Colombia approves law for peace talks with armed forces

[JURIST] The Congress of Colombia [BBC profile; JURIST news archive] on Thursday approved [press release] a new law to provide a "Legal Framework for Peace" by a vote of 63-3. It is expected that the proposed law, backed by President Juan Manuel Santos [official website, in Spanish], will assist the government in engaging in peace negotiations with Leftist rebel groups including the Revolutionary Armed Forces of Colombia (FARC) and the smaller National Liberation Army (ELN) [BBC backgrounders] and stop the violence in the country. The bill allows Congress to suspend sentences against rebel group leaders, including those who are deemed to be most responsible for the crimes. It also limits persecution to only those who played crucial roles for crimes, allowing others to escape punishment. The bill, however, does not apply to other paramilitary groups or criminals involved in drug cartels. The bill was heavily criticized by the international community because it allows perpetrators of the gravest crimes go free. Human Rights Watch (HRW) [advocacy website] identified problems [text] with the new law Tuesday, calling it "essentially an amnesty in disguise" and summarizing it as too lenient against criminals. HRW called on the government to change the law to comply with international standards of protecting victims' basic human rights. Despite the Colombian governments past refusal to engage in peace negotiations, after Santos became president the government shifted more towards finding a peaceful resolution to end the armed conflict in the country.

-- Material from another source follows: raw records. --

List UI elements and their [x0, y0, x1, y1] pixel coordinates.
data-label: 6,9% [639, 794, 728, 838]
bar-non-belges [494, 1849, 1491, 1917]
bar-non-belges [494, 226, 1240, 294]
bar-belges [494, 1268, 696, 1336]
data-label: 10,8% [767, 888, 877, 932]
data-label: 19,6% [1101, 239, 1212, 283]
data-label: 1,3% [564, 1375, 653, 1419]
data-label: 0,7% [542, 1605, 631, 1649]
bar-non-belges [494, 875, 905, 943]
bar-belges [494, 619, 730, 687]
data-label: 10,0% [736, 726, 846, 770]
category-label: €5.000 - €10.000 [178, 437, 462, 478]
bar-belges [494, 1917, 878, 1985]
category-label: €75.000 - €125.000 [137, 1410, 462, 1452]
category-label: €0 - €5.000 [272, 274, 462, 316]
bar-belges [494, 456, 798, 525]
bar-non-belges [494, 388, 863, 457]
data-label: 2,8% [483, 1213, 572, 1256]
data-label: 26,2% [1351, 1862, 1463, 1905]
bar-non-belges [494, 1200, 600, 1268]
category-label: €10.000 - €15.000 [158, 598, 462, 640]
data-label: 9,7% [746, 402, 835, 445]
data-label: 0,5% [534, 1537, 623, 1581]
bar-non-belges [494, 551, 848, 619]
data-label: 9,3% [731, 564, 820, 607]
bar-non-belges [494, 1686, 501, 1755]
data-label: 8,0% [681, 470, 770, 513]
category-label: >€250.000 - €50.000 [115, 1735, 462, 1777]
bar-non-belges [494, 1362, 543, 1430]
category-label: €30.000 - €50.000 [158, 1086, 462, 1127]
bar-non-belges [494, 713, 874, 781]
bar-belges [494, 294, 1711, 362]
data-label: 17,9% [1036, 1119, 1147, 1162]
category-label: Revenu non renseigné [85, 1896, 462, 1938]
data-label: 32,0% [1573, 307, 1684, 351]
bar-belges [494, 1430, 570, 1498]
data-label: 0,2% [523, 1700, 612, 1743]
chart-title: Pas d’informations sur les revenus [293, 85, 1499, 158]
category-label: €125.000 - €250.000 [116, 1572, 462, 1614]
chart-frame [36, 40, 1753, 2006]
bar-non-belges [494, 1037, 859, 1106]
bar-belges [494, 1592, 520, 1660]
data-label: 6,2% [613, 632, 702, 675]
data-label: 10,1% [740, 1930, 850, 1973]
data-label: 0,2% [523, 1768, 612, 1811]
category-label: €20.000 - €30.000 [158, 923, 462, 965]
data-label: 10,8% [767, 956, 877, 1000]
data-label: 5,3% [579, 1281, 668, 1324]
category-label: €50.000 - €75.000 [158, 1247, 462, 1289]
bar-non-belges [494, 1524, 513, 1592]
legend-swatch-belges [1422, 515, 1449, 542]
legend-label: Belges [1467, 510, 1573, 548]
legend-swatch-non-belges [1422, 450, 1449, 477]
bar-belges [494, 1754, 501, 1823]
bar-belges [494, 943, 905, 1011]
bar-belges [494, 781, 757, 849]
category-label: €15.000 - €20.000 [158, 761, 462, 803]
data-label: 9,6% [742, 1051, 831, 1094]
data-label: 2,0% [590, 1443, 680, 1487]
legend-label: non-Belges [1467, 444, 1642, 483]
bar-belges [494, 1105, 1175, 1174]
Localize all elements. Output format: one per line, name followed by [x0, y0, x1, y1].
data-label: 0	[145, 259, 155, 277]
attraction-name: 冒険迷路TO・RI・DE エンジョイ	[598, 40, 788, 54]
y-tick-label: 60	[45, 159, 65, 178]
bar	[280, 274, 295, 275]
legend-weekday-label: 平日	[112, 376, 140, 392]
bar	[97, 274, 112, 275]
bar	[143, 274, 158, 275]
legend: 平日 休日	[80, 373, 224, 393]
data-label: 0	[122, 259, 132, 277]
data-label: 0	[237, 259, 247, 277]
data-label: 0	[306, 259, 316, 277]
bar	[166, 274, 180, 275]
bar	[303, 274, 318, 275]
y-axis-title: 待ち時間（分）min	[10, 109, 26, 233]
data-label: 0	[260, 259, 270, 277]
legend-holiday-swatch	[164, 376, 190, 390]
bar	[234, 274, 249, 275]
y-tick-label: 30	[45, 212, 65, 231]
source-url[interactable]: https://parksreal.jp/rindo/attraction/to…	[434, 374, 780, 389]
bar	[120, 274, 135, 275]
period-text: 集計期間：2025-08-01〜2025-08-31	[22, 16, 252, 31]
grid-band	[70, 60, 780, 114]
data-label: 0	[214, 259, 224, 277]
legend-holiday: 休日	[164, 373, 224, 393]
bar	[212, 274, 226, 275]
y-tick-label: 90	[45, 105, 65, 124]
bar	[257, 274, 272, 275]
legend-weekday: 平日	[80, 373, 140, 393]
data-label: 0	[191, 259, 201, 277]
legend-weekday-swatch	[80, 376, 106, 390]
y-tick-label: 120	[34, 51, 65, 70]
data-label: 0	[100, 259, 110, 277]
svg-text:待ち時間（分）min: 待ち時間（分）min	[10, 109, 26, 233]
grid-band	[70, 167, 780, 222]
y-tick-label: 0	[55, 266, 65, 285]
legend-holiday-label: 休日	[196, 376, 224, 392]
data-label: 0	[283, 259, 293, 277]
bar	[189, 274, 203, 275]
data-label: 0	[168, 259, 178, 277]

Colombia has been facing armed conflict for decades without any sight of resolution. In December, the representative to Colombia for the UN Office of the High Commissioner for Human Rights (OHCHR) [official website] Christian Salazar called [JURIST report] for a peaceful solution to the country's ongoing violence. In June of last year, Santos signed legislation to compensate victims of the country's armed conflict after the country's senate passed [JURIST reports] it a month earlier. International entities were also involved in the country's violence. The US Court of Appeals for the Eleventh Circuit [official website] revived a wrongful death lawsuit [JURIST report] brought against Drummond Company [corporate website] for hiring Colombian paramilitaries to assassinate plaintiffs' fathers. In 2010, victims of paramilitary violence filed suit against Chiquita Brand International [corporate website] in the US District Court for the Southern District of Florida [official website] for funding a right-wing paramilitary group in Colombia that was accused of mass killings during the Colombia guerrilla warfare movement before disarmament in 2003.